There is no way to appeal decision simply because Council has made a poor decision, often in reliance on the Draft Recommendation submitted to it by the Executive in a Council meeting that is held behind closed doors. The ASA is understandably wary of advertisers clogging up the works with unmeritorious appeals, not doubt encouraged by their rapacious legal advisors (perish the thought). But other ways could be found to prevent abuse, such as a requirement for a substantial fee for filing an appeal, or a requirement that comes from an advertisers Chairperson or Chief Executive, like the current system for Independent Review.

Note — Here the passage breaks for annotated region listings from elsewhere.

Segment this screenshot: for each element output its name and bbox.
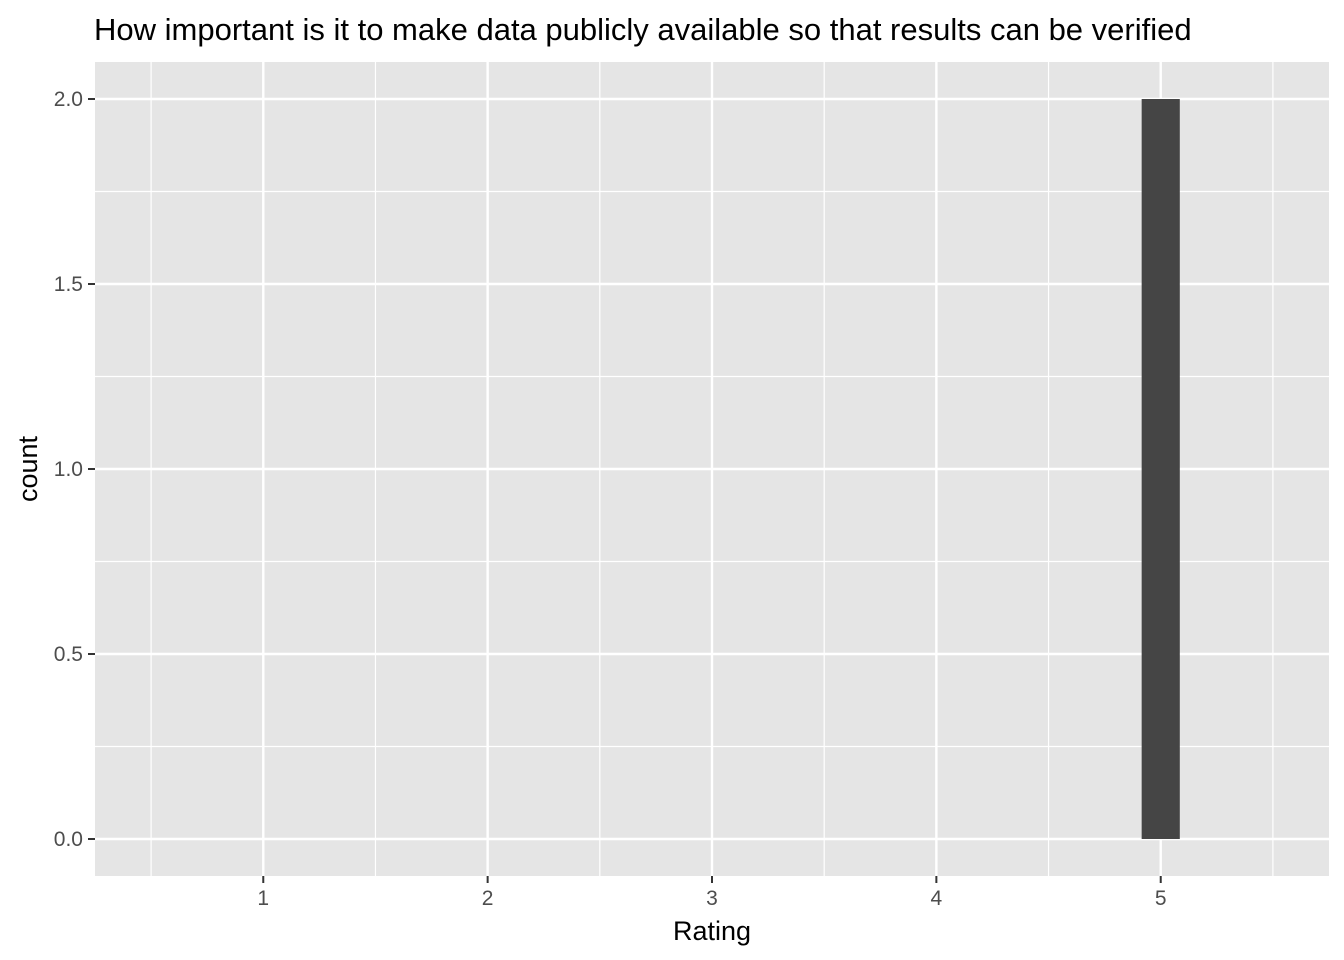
- x-tick-label: 3: [706, 887, 718, 910]
- y-tick-label: 1.0: [54, 458, 83, 481]
- chart-title: How important is it to make data publicl…: [94, 12, 1192, 47]
- y-axis: 0.0 0.5 1.0 1.5 2.0: [54, 88, 95, 851]
- y-tick-label: 1.5: [54, 273, 83, 296]
- y-tick-label: 2.0: [54, 88, 83, 111]
- x-tick-label: 5: [1155, 887, 1167, 910]
- x-axis-title: Rating: [673, 916, 751, 946]
- y-tick-label: 0.5: [54, 643, 83, 666]
- x-axis: 1 2 3 4 5: [257, 876, 1167, 910]
- x-tick-label: 1: [257, 887, 269, 910]
- bars: [1141, 99, 1180, 839]
- x-tick-label: 2: [482, 887, 494, 910]
- x-tick-label: 4: [931, 887, 943, 910]
- y-tick-label: 0.0: [54, 828, 83, 851]
- bar: [1141, 99, 1180, 839]
- y-axis-title: count: [13, 435, 43, 502]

The ASA has been incredibly successful over the last 60 years, and could reasonably claim to be the world’s leading advertising self-regulatory organisation. But with the growth in its remit and the efficacy of its enforcement comes a growing need for transparency in its decision-making and an appeal system that allows advertisers to challenge its rulings when they appear to be flawed. As the ASA prepares its next 5 year strategy to come into force next year, we hope that it will consider whether these changes would help to ensure the strength of the system through to its centenary and keep the ‘self’ in self-regulation.